Réunion du 27 mai 2020 à 15h00
La crise du covid-19 : relocalisation des productions stratégiques pour assurer notre souveraineté. lesquelles où comment — Débat organisé à la demande du groupe union centriste

Photo de Jean-François LongeotJean-François Longeot :

Monsieur le président, madame la secrétaire d’État, mes chers collègues, le groupe Union Centriste est ravi que ce débat sur la relocalisation des productions stratégiques puisse se tenir. Un tel débat ne peut, bien entendu, laisser de côté la crise actuelle, mais nous voulons le rendre plus aigu, en interrogeant la mondialisation telle que nous la connaissons et telle que nous la souhaitons.
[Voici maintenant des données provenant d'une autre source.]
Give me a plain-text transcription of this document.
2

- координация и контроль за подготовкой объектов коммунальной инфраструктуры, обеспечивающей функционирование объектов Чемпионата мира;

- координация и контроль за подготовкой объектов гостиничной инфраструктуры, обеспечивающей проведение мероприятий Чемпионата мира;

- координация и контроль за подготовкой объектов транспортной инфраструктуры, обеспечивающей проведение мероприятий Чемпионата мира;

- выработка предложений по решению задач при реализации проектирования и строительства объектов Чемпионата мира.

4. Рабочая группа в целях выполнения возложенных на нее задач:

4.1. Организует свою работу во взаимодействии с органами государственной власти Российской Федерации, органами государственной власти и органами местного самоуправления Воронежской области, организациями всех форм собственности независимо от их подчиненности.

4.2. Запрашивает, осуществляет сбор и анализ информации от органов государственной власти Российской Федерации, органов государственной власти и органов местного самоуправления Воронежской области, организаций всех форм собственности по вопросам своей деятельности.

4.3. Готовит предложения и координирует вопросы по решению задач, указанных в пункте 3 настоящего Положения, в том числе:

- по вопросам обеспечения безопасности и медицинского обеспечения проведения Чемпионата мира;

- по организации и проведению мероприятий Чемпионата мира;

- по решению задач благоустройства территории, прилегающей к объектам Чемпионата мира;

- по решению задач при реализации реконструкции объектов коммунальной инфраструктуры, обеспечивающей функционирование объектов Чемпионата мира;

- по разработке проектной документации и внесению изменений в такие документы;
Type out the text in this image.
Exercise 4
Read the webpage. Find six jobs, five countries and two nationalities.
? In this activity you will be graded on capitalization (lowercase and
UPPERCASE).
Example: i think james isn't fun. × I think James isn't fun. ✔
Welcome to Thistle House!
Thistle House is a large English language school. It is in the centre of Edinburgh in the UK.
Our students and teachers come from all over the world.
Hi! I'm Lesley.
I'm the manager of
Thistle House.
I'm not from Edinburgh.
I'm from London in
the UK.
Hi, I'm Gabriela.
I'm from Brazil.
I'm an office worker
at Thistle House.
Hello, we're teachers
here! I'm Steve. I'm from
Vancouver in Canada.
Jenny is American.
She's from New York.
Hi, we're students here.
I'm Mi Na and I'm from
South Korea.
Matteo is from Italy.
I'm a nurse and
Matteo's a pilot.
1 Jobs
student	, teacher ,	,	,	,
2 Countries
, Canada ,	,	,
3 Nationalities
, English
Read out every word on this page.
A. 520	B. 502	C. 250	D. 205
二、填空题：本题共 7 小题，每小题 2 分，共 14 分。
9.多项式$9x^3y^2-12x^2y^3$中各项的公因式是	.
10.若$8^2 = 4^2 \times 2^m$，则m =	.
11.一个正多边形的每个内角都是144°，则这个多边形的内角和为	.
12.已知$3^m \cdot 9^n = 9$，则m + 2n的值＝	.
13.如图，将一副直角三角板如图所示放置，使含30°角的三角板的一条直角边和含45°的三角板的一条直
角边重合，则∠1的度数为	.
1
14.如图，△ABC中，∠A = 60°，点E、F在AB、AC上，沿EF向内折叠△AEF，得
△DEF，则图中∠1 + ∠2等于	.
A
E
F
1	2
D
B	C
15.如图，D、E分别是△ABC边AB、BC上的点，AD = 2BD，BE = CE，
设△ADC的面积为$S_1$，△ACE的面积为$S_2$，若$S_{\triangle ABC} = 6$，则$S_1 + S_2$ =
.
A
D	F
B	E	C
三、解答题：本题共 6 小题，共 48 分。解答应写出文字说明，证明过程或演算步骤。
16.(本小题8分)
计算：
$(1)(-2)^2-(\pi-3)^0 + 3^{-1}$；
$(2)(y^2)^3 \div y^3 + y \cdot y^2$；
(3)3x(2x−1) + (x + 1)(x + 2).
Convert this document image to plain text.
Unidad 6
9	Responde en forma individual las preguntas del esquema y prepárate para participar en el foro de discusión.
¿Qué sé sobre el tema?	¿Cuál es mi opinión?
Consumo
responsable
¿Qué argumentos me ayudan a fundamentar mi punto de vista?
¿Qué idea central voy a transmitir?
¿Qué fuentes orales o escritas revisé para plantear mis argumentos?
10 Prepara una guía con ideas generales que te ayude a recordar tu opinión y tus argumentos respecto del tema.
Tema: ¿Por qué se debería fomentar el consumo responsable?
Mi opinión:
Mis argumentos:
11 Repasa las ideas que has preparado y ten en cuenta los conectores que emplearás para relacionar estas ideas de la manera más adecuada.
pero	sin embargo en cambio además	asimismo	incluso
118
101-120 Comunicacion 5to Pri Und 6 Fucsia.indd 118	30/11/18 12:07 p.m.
En tant qu’Européens convaincus, nous avons la chance de pouvoir influer sur le cours de cette mondialisation, même si beaucoup en doutent, au premier rang desquels les Européens eux-mêmes. Le virus qui sévit aujourd’hui nous a démontré notre dépendance envers la Chine et a mis en lumière que la mondialisation actuelle, synonyme d’interdépendances sans solidarités, se caractérise en réalité par des chaînes de production mondiales fonctionnant en flux tendu : les vulnérabilités de notre approvisionnement apparaissent au grand jour en situation de crise.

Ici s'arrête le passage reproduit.